Masdar, ACWA Power and the Egyptian Electricity Holding Company (EEHC) have concluded a memorandum of understanding (MOU) to explore developing up to 4 GW of renewable and natural gas fired power generation projects in Egypt.

The non-binding framework agreement will help to increase power generating capacity in Egypt and support economic growth. "Egypt is committed to meeting our rising energy needs and encouraging economic growth by developing new power generation in our country," said Dr. Mohamed Shaker El-Markabi, Egypt’s minister of electricity and energy.

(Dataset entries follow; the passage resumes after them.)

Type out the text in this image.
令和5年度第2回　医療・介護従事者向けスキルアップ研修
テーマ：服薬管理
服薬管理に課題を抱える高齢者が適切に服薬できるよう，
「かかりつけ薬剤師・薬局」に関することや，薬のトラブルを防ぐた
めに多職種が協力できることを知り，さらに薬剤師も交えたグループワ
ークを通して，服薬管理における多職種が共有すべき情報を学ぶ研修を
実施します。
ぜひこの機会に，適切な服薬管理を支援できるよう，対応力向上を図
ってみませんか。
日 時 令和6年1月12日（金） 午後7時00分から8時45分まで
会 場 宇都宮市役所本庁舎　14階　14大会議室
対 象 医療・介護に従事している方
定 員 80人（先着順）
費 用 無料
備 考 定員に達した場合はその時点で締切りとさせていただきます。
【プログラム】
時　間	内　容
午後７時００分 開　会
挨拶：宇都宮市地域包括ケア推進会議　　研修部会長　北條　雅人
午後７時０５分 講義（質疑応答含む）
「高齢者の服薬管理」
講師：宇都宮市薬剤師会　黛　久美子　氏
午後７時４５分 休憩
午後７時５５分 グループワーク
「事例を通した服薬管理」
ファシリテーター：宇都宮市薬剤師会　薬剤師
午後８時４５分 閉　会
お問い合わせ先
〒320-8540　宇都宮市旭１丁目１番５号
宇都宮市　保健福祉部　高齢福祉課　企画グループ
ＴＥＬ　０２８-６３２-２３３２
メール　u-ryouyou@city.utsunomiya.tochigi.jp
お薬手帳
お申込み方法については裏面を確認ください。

Under the MOU, Masdar would lead development of renewable energy projects in partnership with ACWA Power of Saudi Arabia. The partners will evaluate 2 GW of renewable energy projects, including 1.5 GW of solar and 500 MW of wind. The first project that would be considered is a 200 MW solar photovoltaic plant.

The framework agreement also calls for development of 2.2 GW of combined-cycle natural gas generation led by ACWA Power.

H.E. Dr. Sultan Al Jaber, UAE Minister of State and Chairman of Masdar said: "Egypt has one of the fastest growing populations in the Middle East, so it is vitally important to support sustainable economic development by increasing access to energy. Masdar will rely on its proven experience delivering large scale renewable energy projects to explore cost-competitive options that this partnership could potentially develop to improve Egypt’s energy security."

Paddy Padmanathan, ACWA Power President and Chief Executive Officer, said: "Egypt is a very important market for us. Through this MOU, the partnership will look into potential opportunities of generating power more efficiently, utilizing a broader mix of fuel resources and renewable energy sources, hence providing cutting edge technologies and a more cost competitive approach.

"Producing 4 GW of energy will not only sustain economic development but will also position Egypt as one of the globally leading countries in the field of renewable energy."

Egypt has made installing additional power generation capacity a priority, rolling out one of the Middle East and North African region’s most ambitious renewable energy programs as it seeks to meet surging domestic energy demand while curbing reliance on fossil fuel imports.

At the end of 2013, Egypt had 31 GW of total installed generating capacity, dominated by natural gas and oil. It had 552 MW of wind and 20 MW of solar generating capacity.